Еще в большей степени, чем в дневниках, в женских воспоминаниях и автобиографиях присутствует «чужое слово», точка зрения патриархатного Ты — цензора или ментора. Она часто персонифицирована и не обязательно в мужском (как у Соханской и Зражевской) образе. У Дуровой (и отчасти у Скалон) функцию патриархатного контролера выполняет образ матери автогероини.
Текст женских мемуарно-автобиографических текстов оказывается всегда полифоничным, палимпсестным: чужое слово введено внутрь повествования, с ним ведется диалог, иногда в форме прямого спора (у Соханской, Дуровой, особенно у Зражевской), иногда в более мягкой и косвенной форме (как у Скалон).
«Проблемное поле» собственной идентичности связано прежде всего (хотя, конечно, не только) с гендерным аспектом. Вопросом обсуждения и полемики в построении (разыгрывании) авторской «самости» являются существующие в социуме и культуре представления о женственности (и мужественности).
Одним из основных способов саморепрезентации (кроме диалога с патриархатным Ты) является представление себя через значимых других, причем в рассмотренных текстах это почти исключительно женские другие.
С одной стороны, авторы объективируют стереотипы женственности, постоянно апеллируя в своих текстах к некой гомогенной группе «нормальных женщин», которые якобы счастливо и спокойно существуют строго внутри предписанных женщине «правил». Но интересно, что такого рода женские персонажи практически не изображаются в воспоминаниях в конкретных образах, это только некое абстрактно-обобщенное коллективное мы (точнее, они), фон для сравнения, в то время как представленные в текстах героини почти все в большей или меньшей степени иные, «ненормальные», исключения из правил.
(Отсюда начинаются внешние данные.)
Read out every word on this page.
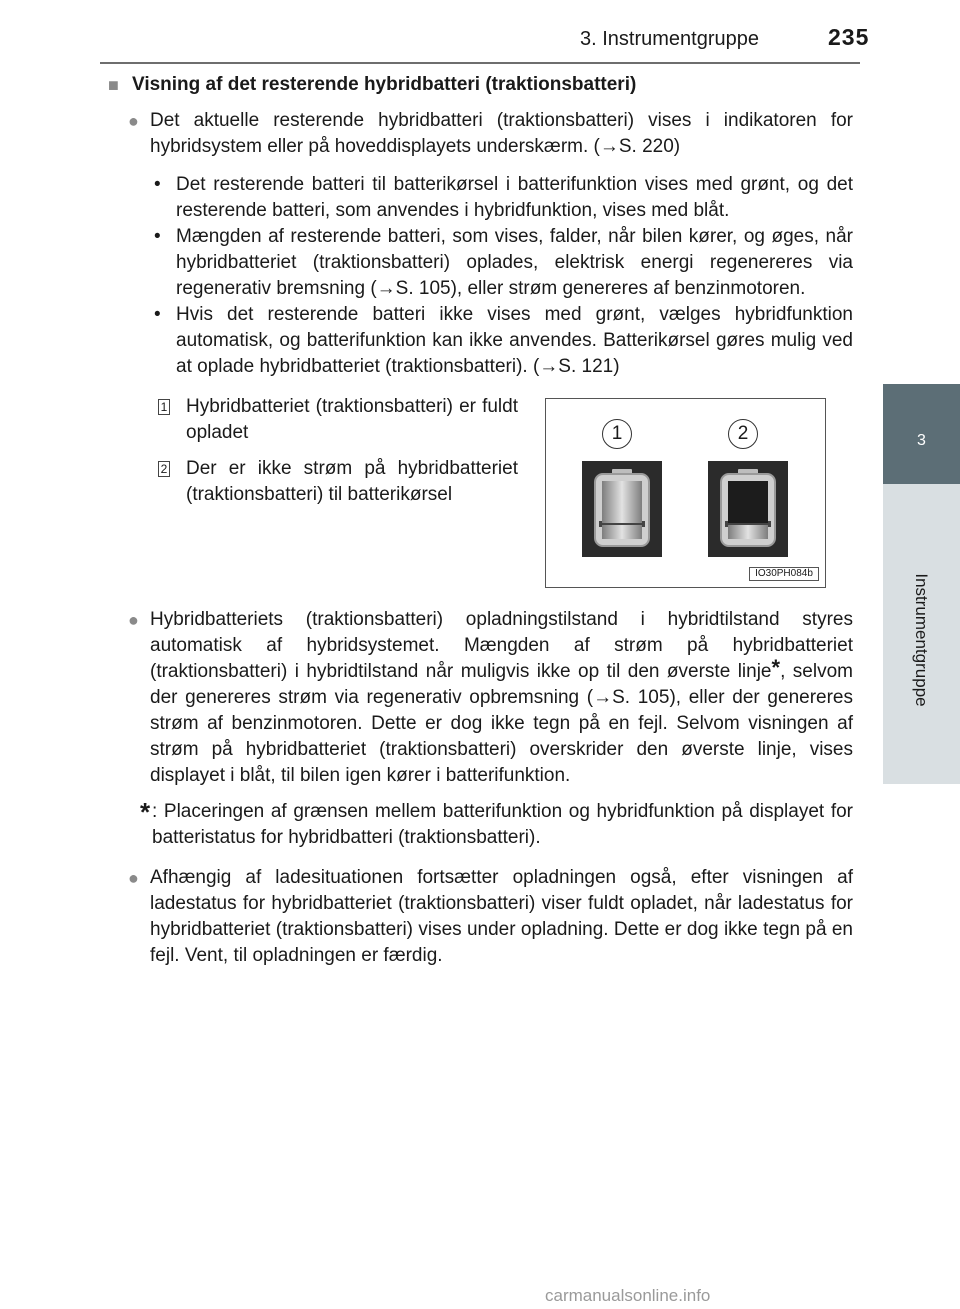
3. Instrumentgruppe	235
3
Instrumentgruppe
■ Visning af det resterende hybridbatteri (traktionsbatteri)
● Det aktuelle resterende hybridbatteri (traktionsbatteri) vises i indikatoren for hybridsystem eller på hoveddisplayets underskærm. (→S. 220)
• Det resterende batteri til batterikørsel i batterifunktion vises med grønt, og det resterende batteri, som anvendes i hybridfunktion, vises med blåt.
• Mængden af resterende batteri, som vises, falder, når bilen kører, og øges, når hybridbatteriet (traktionsbatteri) oplades, elektrisk energi regenereres via regenerativ bremsning (→S. 105), eller strøm genereres af benzinmotoren.
• Hvis det resterende batteri ikke vises med grønt, vælges hybridfunktion automatisk, og batterifunktion kan ikke anvendes. Batterikørsel gøres mulig ved at oplade hybridbatteriet (traktionsbatteri). (→S. 121)
1 Hybridbatteriet (traktionsbatteri) er fuldt opladet
2 Der er ikke strøm på hybridbatteriet (traktionsbatteri) til batterikørsel
1	2
IO30PH084b
● Hybridbatteriets (traktionsbatteri) opladningstilstand i hybridtilstand styres automatisk af hybridsystemet. Mængden af strøm på hybridbatteriet (traktionsbatteri) i hybridtilstand når muligvis ikke op til den øverste linje*, selvom der genereres strøm via regenerativ opbremsning (→S. 105), eller der genereres strøm af benzinmotoren. Dette er dog ikke tegn på en fejl. Selvom visningen af strøm på hybridbatteriet (traktionsbatteri) overskrider den øverste linje, vises displayet i blåt, til bilen igen kører i batterifunktion.
* : Placeringen af grænsen mellem batterifunktion og hybridfunktion på displayet for batteristatus for hybridbatteri (traktionsbatteri).
● Afhængig af ladesituationen fortsætter opladningen også, efter visningen af ladestatus for hybridbatteriet (traktionsbatteri) viser fuldt opladet, når ladestatus for hybridbatteriet (traktionsbatteri) vises under opladning. Dette er dog ikke tegn på en fejl. Vent, til opladningen er færdig.
carmanualsonline.info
Через подобных женских значимых других осуществляется саморепрезентация, их существование дает и повествовательнице (женщине!) право писать текст о себе самой и говорить о своей исключительности. Несмотря на все оговорки и оправдания перед лицом патриархатного судьи и цензора, в самом акте письма о себе (с большей или меньшей установкой на публичность, на читателя) женский автобиограф или мемуаристка утверждают ценность и значимость собственного женского Я.